10ago
Em: 10/08/2018

Em nota do Jornal O Dia de hoje, o colunista Leandro Mazzini, da coluna Esplanada, destacou que o governo federal segue castigando pequenos e micro empresários.  Com o título “Sofra pequeno empresário” a nota diz que amparado no parecer da subchefia de Assuntos Jurídicos da Casa Civil, o presidente Michel Temer decidiu vetar, integralmente, o PL 76/18 que possibilitava a reinserção de pequenos empresários ao Simples Nacional. A lei facilitaria muito a vida dos empresários devedores, que poderiam parcelar suas dívidas e voltar a pagar impostos mensais numa alíquota bem menor.” Para o deputado Christino Áureo, a forma com que o país vem tratando o pequeno empresário não condiz com a importância que o segmento tem na retomada da economia e na geração de empregos.

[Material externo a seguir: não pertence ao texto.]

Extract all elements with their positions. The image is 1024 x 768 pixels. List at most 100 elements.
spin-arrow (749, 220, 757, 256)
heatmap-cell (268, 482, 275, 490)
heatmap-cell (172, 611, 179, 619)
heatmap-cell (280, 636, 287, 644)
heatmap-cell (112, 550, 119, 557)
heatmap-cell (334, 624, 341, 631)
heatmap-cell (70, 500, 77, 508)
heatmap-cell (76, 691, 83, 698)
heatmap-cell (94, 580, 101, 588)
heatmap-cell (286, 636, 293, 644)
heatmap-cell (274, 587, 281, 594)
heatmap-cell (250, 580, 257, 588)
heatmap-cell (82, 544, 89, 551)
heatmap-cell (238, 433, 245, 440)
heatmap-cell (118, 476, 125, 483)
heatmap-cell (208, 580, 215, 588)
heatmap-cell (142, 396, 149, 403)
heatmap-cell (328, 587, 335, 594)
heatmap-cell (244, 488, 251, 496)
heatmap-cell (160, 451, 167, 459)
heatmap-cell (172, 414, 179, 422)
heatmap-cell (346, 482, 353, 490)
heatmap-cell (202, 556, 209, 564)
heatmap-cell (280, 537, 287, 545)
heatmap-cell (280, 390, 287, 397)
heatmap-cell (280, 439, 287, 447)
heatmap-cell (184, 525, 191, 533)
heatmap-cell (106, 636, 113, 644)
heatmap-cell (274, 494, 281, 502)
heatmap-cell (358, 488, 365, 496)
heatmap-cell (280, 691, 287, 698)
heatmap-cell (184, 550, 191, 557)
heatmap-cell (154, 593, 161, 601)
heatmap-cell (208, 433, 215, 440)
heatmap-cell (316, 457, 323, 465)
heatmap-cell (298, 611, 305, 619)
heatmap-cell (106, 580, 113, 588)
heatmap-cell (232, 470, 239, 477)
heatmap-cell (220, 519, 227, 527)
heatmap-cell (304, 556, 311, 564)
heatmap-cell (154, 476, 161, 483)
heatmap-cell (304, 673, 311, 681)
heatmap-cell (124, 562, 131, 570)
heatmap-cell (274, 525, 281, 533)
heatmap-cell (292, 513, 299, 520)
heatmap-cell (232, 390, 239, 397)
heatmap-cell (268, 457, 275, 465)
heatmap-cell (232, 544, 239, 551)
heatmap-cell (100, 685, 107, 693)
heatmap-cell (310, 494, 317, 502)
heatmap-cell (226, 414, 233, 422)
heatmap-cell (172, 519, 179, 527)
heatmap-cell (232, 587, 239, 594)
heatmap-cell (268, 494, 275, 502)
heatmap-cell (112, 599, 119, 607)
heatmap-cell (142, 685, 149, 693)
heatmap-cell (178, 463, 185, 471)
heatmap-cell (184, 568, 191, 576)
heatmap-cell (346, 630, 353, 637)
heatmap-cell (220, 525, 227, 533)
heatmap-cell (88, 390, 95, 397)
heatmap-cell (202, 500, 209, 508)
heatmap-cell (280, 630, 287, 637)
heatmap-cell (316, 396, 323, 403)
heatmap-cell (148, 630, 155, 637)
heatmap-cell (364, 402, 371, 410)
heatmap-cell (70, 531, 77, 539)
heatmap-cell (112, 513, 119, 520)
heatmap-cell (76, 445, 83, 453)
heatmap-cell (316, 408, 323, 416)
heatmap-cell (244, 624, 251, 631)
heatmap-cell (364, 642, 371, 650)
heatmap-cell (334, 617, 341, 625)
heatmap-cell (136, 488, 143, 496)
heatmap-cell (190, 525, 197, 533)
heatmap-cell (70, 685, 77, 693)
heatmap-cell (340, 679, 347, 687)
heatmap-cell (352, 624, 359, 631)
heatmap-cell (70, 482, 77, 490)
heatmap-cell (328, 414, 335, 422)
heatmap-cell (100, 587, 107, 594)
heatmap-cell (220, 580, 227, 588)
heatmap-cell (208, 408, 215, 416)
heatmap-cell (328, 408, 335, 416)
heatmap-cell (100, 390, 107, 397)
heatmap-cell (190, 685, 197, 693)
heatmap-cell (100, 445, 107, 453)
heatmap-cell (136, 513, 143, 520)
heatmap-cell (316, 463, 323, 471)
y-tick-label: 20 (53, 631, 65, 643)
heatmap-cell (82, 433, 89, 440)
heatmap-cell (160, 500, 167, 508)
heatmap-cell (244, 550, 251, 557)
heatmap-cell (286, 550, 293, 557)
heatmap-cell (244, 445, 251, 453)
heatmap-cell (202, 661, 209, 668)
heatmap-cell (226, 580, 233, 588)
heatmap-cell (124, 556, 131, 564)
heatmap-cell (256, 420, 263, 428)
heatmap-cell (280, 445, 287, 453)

– É um absurdo não facilitar a vida deste segmento que gera tantos empregos no nosso país. Dados do PNAD (Pesquisa Nacional por Amostra de Domicílios) apontam que as empresas que têm entre um e cinco funcionários passaram a ocupar mais da metade dos trabalhadores ativos do país, chegando a 50,1%. Já as empresas de grande porte, com 51 ou mais pessoas ocupadas, respondiam em média 26%  dos trabalhadores ocupados em 2016.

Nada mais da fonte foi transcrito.